I am very aware of my deep-seated need for that very friendship. The Holy Spirit has been gracious enough to me to open my eyes to my nature as a broken sinner, who has nothing good to offer and who has been trying to live for so long under my own power and for my own glory. Let’s look back at the passage in question:
“To what then shall I compare the people of this generation, and what are they like?They are like children sitting in the marketplace and calling to one another,
“‘We played the flute for you, and you did not dance;
we sang a dirge, and you did not weep.’
For John the Baptist has come eating no bread and drinking no wine, and you say, ‘He has a demon.’ The Son of Man has come eating and drinking, and you say, ‘Look at him! A glutton and a drunkard, a friend of tax collectors and sinners!’ Yet wisdom is justified by all her children.”–Luke 7:31-35
I’m using the fuller context to show the contrast and hypocrisy of the Pharisees, as well as to discuss how I can to understand my own deep-seated need. There was a time, I would have been like those men, standing there looking judgmentally at these people who are doing exactly what they should be doing: coming to Christ, bringing their sins, their fears, their needs, and thought to myself “How clever am I, that I have managed to make something of myself! Look at these screwups, I’m so much better off than them.” All the while, like the Pharisees, hiding my sin and pretending nothing is wrong, a whitewashed tomb.
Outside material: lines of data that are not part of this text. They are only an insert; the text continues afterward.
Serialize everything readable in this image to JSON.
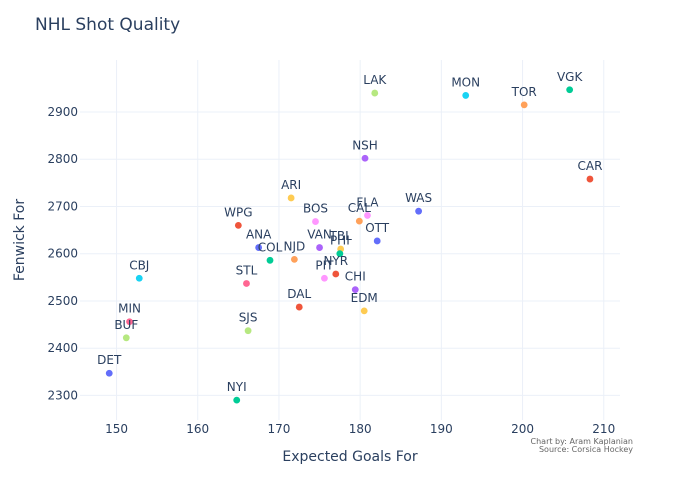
{
  "chart_data": {
    "type": "scatter",
    "title": "NHL Shot Quality",
    "xlabel": "Expected Goals For",
    "ylabel": "Fenwick For",
    "xlim": [
      145.5,
      212
    ],
    "ylim": [
      2248,
      3010
    ],
    "xticks": [
      150,
      160,
      170,
      180,
      190,
      200,
      210
    ],
    "yticks": [
      2300,
      2400,
      2500,
      2600,
      2700,
      2800,
      2900
    ],
    "grid": true,
    "legend": "none",
    "credit_lines": [
      "Chart by: Aram Kaplanian",
      "Source: Corsica Hockey"
    ],
    "points": [
      {
        "label": "LAK",
        "x": 181.8,
        "y": 2940,
        "color": "#B6E880"
      },
      {
        "label": "MON",
        "x": 193.0,
        "y": 2935,
        "color": "#19D3F3"
      },
      {
        "label": "TOR",
        "x": 200.2,
        "y": 2915,
        "color": "#FFA15A"
      },
      {
        "label": "VGK",
        "x": 205.8,
        "y": 2947,
        "color": "#00CC96"
      },
      {
        "label": "NSH",
        "x": 180.6,
        "y": 2802,
        "color": "#AB63FA"
      },
      {
        "label": "CAR",
        "x": 208.3,
        "y": 2758,
        "color": "#EF553B"
      },
      {
        "label": "ARI",
        "x": 171.5,
        "y": 2718,
        "color": "#FECB52"
      },
      {
        "label": "WAS",
        "x": 187.2,
        "y": 2690,
        "color": "#636EFA"
      },
      {
        "label": "WPG",
        "x": 165.0,
        "y": 2660,
        "color": "#EF553B"
      },
      {
        "label": "BOS",
        "x": 174.5,
        "y": 2668,
        "color": "#FF97FF"
      },
      {
        "label": "FLA",
        "x": 180.9,
        "y": 2681,
        "color": "#FF97FF"
      },
      {
        "label": "CAL",
        "x": 179.9,
        "y": 2669,
        "color": "#FFA15A"
      },
      {
        "label": "OTT",
        "x": 182.1,
        "y": 2627,
        "color": "#636EFA"
      },
      {
        "label": "ANA",
        "x": 167.5,
        "y": 2613,
        "color": "#636EFA"
      },
      {
        "label": "VAN",
        "x": 175.0,
        "y": 2613,
        "color": "#AB63FA"
      },
      {
        "label": "TBL",
        "x": 177.6,
        "y": 2610,
        "color": "#FECB52"
      },
      {
        "label": "PHI",
        "x": 177.5,
        "y": 2600,
        "color": "#00CC96"
      },
      {
        "label": "COL",
        "x": 168.9,
        "y": 2586,
        "color": "#00CC96"
      },
      {
        "label": "NJD",
        "x": 171.9,
        "y": 2588,
        "color": "#FFA15A"
      },
      {
        "label": "NYR",
        "x": 177.0,
        "y": 2557,
        "color": "#EF553B"
      },
      {
        "label": "PIT",
        "x": 175.6,
        "y": 2548,
        "color": "#FF97FF"
      },
      {
        "label": "CBJ",
        "x": 152.8,
        "y": 2548,
        "color": "#19D3F3"
      },
      {
        "label": "STL",
        "x": 166.0,
        "y": 2537,
        "color": "#FF6692"
      },
      {
        "label": "CHI",
        "x": 179.4,
        "y": 2524,
        "color": "#AB63FA"
      },
      {
        "label": "DAL",
        "x": 172.5,
        "y": 2487,
        "color": "#EF553B"
      },
      {
        "label": "EDM",
        "x": 180.5,
        "y": 2479,
        "color": "#FECB52"
      },
      {
        "label": "MIN",
        "x": 151.6,
        "y": 2456,
        "color": "#FF6692"
      },
      {
        "label": "SJS",
        "x": 166.2,
        "y": 2437,
        "color": "#B6E880"
      },
      {
        "label": "BUF",
        "x": 151.2,
        "y": 2422,
        "color": "#B6E880"
      },
      {
        "label": "DET",
        "x": 149.1,
        "y": 2347,
        "color": "#636EFA"
      },
      {
        "label": "NYI",
        "x": 164.8,
        "y": 2290,
        "color": "#00CC96"
      }
    ]
  }
}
But thank God for His mercy even to the prideful and foolish, and thank Christ for His friendship to the sinner. I am a man who needs it desperately, because in Christ I have the One who made me, who knows me and is the source of my very identity and being. In Christ I have life, a real life that leads to life beyond just pursuing my next whim. These sinners and tax collectors who came to Christ and gathered around Him, who invited Him into their homes, were people who were very well-acquainted with sin and with pursuing their desires, and they had tasted the bitterness of unfulfillment it brings. They had seen the death and pain it wrought in their lives.
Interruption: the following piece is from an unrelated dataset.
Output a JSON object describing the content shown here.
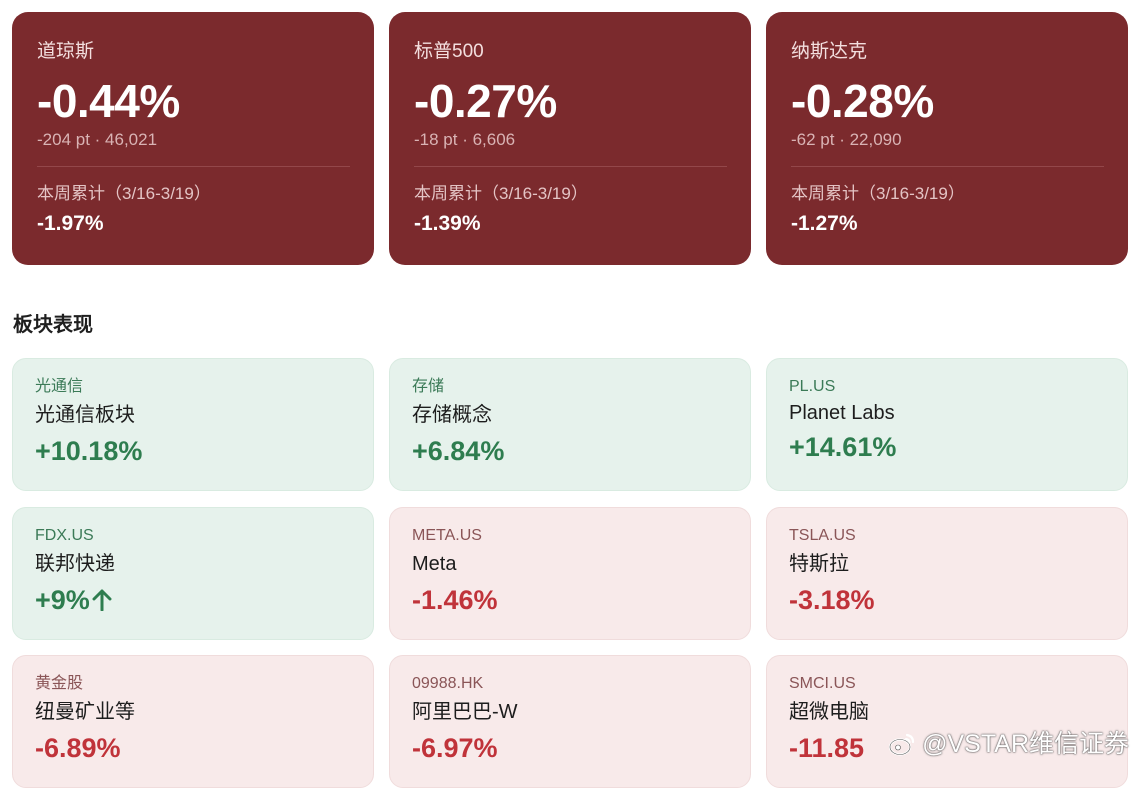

In the church today it is important for us to keep our balance, with the fulcrum point of our lives being the Gospel first and foremost. The Gospel brings us daily reminders of what is ultimately true: man is sinful and rebellious against God by His nature, but God is both just and merciful. He sent His Son to pay the price for all those who believe in Him by dying on the cross, He conquered death in rising again, and He stands at the right hand of the Father as the perfect high priest who can say of His people, “I have covered their sins, I have atoned for them, they are of Me and have life in Me.” But the desires of our flesh are always trying to pull away from this center that destroy’s man’s self-aggrandizement, and move to one of two equally wrong positions: either self-righteous Pharisaism, where behavior and moral assent are more important that repentance and faith, or simply rejecting God altogether. Both entail a foolish belief in man’s autonomy, and both rebel against who we were made to be: created in the image of God, made to know Him and have our fullest life in knowing Him.
Jesus Christ is the friend of the sinner who cries out to Him for mercy. He is the friend of the sinner who has had his heart broken by the Word of God taught to him by the Holy Spirit and needs to be lifted up. He is the friend of the sinner who, like the blind man from a couple sermons ago, cries out “Son of David, have mercy on me!” That mercy is readily and lovingly given. Cry out for it, my friends, and know His peace.